Myriocin (ISP-I), serine palmitoyltransferase inhibitor

Supplementary information

This supplementary information is collated from multiple sources and compiled automatically.

Serine palmitoyltransferase (SPT) sometimes referred to as SPTLC is an enzyme that plays an important role in the initial step of sphingolipid biosynthesis. It catalyzes the condensation of serine and palmitoyl-CoA yielding 3-ketodihydrosphingosine. This enzyme complex consists of subunits SPTLC1 SPTLC2 and sometimes SPTLC3 with a molecular weight around 53 kDa for SPTLC1. Expression of SPT is seen in various tissues including the liver and nervous system supporting its critical functions across the body.

Biological function summary

Serine palmitoyltransferase is involved in sphingolipid metabolism contributing to the formation of essential cellular components. It acts as a part of a larger enzyme complex responsible for generating sphingolipid precursors. These sphingolipids play a role in membrane structure and cell signaling affecting processes like cell growth and apoptosis. The enzyme therefore influences fundamental cellular phenomena demonstrating its widespread relevance in biochemistry and cell biology.

Pathways

Serine palmitoyltransferase is vital in the de novo sphingolipid biosynthesis pathway where it initiates the creation of long-chain bases the core of most sphingolipids. It also links to the lipid metabolism pathway sharing interactions with proteins like ceramide synthase. By producing the starting materials for sphingolipids SPT integrates deeply into lipid regulation and signaling pathways affecting how cells communicate and respond to their environment.

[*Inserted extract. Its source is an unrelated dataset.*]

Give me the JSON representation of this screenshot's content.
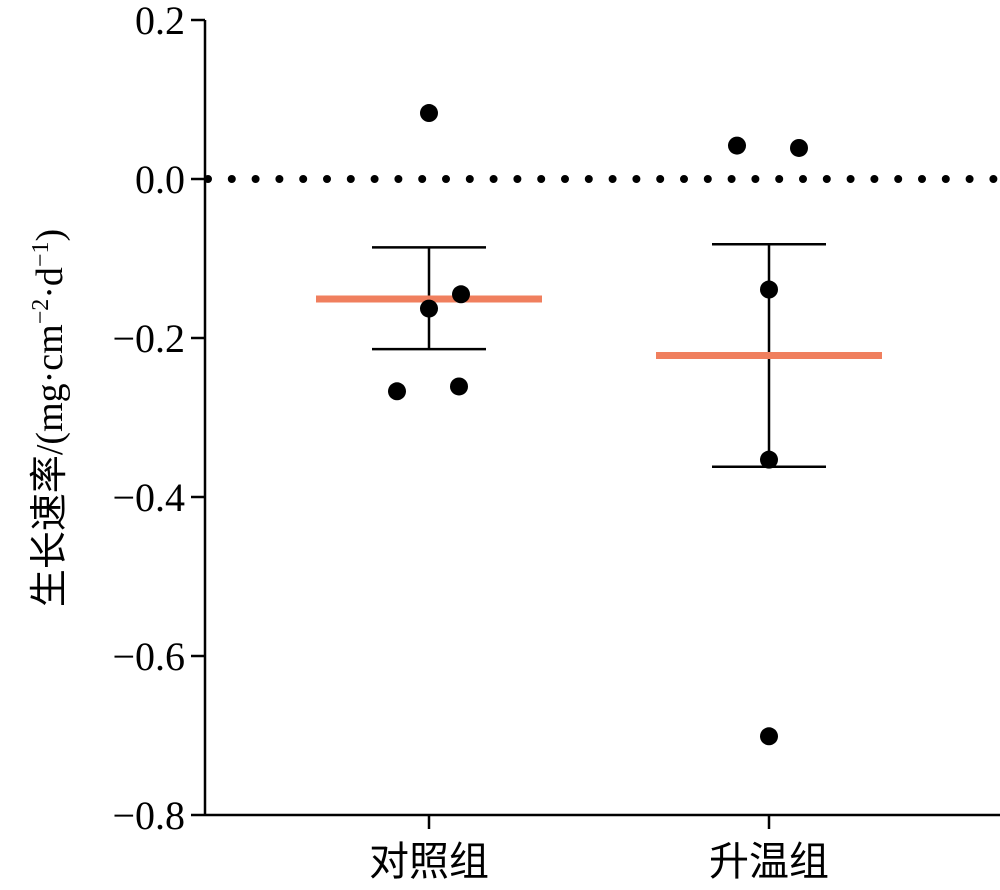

Serine palmitoyltransferase has connections to disorders like hereditary sensory and autonomic neuropathy type I (HSAN1) and metabolic syndromes. Mutations in the SPTLC1 subunit can lead to HSAN1 illustrating its direct involvement in nerve function and health. Additionally altered sphingolipid metabolism implicates SPT in metabolic syndromes where it interacts with proteins like ceramide influencing insulin resistance and lipid homeostasis. These connections emphasize the enzyme's significance in disease development and potential therapeutic targeting.